Her abuser told her that what he was doing to her was to track her physical development as a swimmer. After practise, she would beg the other girls to “please, wait for me” but “they couldn’t, because they were running too.” She recalls rushing to her Dad’s car still wet from the pool water because she did not have time to dry herself.

“I would hear the chair creak, and I would hear footsteps through the shower and I’d see the handle of the door open, and the door would open and I’d see a shoe, and I’d see a knee and I’d see a belly with a Speedo t-shirt, or the familiar jumper and the next thing, he’d be standing there, and he’d shut the door and I’d be stuck there.”

She was unable to speak about her abuse until she turned 30, until after O’Rourke was sentenced to 12 years imprisonment. He only served 9. It was then that she finally told her mother, who said, “Karen, I’m reading the newspaper today, today I’m reading about my little girl. This is my child I’m reading about and it’s you.”

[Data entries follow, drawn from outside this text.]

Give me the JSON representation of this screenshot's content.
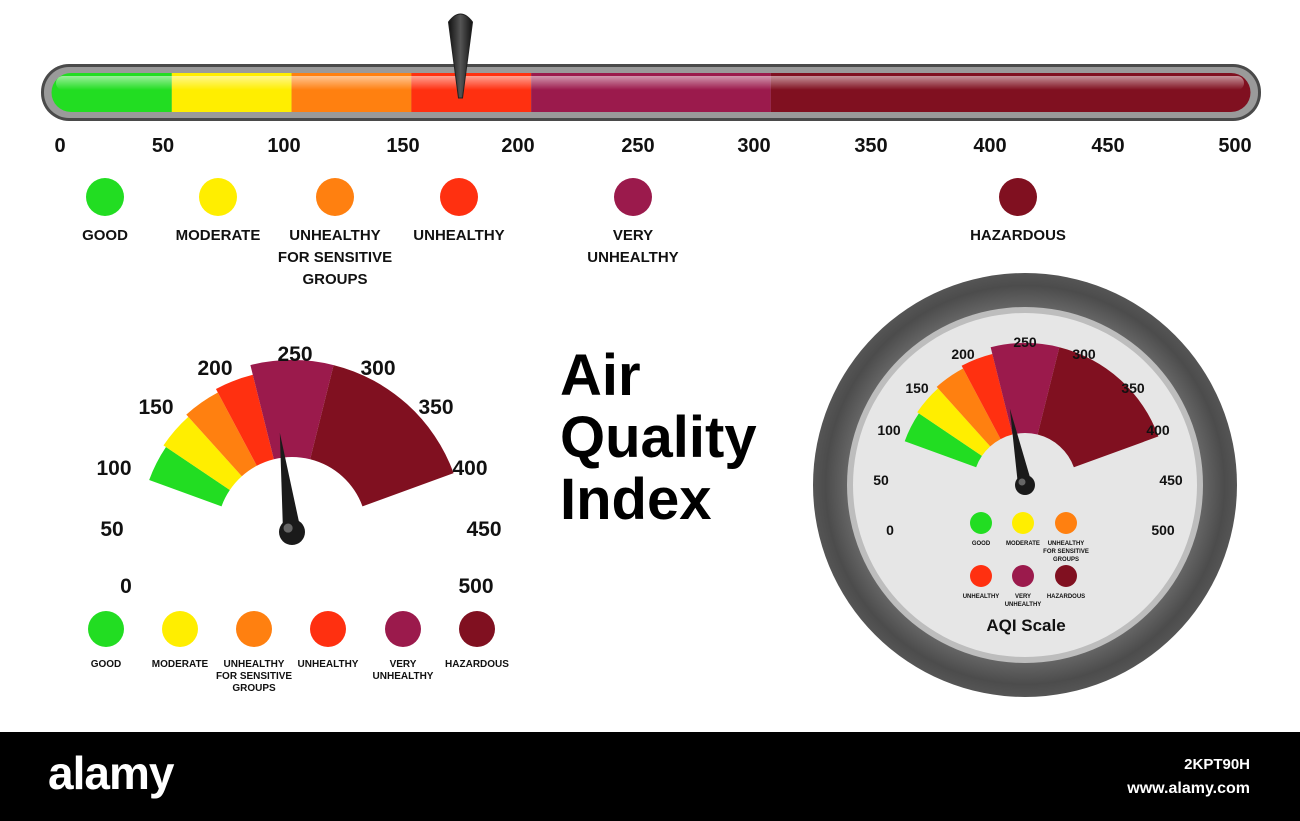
{
  "range": [
    0,
    500
  ],
  "categories": [
    {
      "label": [
        "GOOD"
      ],
      "min": 0,
      "max": 50,
      "color": "#22dd22"
    },
    {
      "label": [
        "MODERATE"
      ],
      "min": 50,
      "max": 100,
      "color": "#ffee00"
    },
    {
      "label": [
        "UNHEALTHY",
        "FOR SENSITIVE",
        "GROUPS"
      ],
      "min": 100,
      "max": 150,
      "color": "#ff8010"
    },
    {
      "label": [
        "UNHEALTHY"
      ],
      "min": 150,
      "max": 200,
      "color": "#ff3010"
    },
    {
      "label": [
        "VERY",
        "UNHEALTHY"
      ],
      "min": 200,
      "max": 300,
      "color": "#9b1a4c"
    },
    {
      "label": [
        "HAZARDOUS"
      ],
      "min": 300,
      "max": 500,
      "color": "#801020"
    }
  ],
  "ticks": [
    "0",
    "50",
    "100",
    "150",
    "200",
    "250",
    "300",
    "350",
    "400",
    "450",
    "500"
  ],
  "title_lines": [
    "Air",
    "Quality",
    "Index"
  ],
  "gauge_caption": "AQI Scale",
  "linear_pointer_value": 175,
  "semi_gauge_needle_value": 225,
  "round_gauge_needle_value": 210,
  "footer": {
    "brand": "alamy",
    "image_code": "2KPT90H",
    "site": "www.alamy.com"
  }
}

Her mother was unable to live with the fact that her daughter had suffered. Karen received a call shortly after this, that her mother’s body had been pulled out of the canal by a fireman.

Karen also lost her father from a stroke. Before he died, she told him he was “the best dad ever” and he responded, “Karen, I don’t know about that” and that she knew exactly what he had meant.  

For years, sexual abuse has remained a taboo. With more cases being reported and with survivor’s testimony, the sporting world is now pressured. Now, more than ever, they need to ensure that children are safe. “Every child has a right to be saved in their childhood,” Karen asserts, “Children are sports’ future”.

Her testimony ends. There is a poignant silence. Suddenly, there is an eruption of claps.

Despite all her hardships, she survived numerous suicide attempts. She has conquered her life.

She is inundated with people, as if she is magnetic. I wait for her, until suddenly, it is just us and the employees who are packing up the conference room. I am greeted with a plethora of warmth.

I ask about the most rewarding part of being a psychotherapist and counsellor. She says she takes her patients “from the darkest places of their life until they find the light. I see people grow and change over time, the most rewarding part is when I’m finishing up with someone, they’re leaving and going out the door and they’re saying, “Karen, I’m good now, and I just say go get your life, go get the world.”

Karen attributes her recovery to “the people I met along the way – kindness, people listening to me” as well as psychotherapy, counseling, spending years in a psychiatric hospital and homeopathy. She wants others to know that recovery is possible and that she tried many times to love herself, that she “failed many times, and this year succeeded” at loving herself.  

“I want there to be the right support, awareness, and education. I want children to have the awareness and the support. I want them to be able to know that there is someone there that they can go to talk to, there’s someone there that will listen to them, that will believe them, and that their dreams can come true, and that they’re safe.”

She tells me about her son. “He has just turned 11 and he loves swimming. He’s a great little swimmer.”

She is leaving for Ireland in the morning, as her son needs his mum.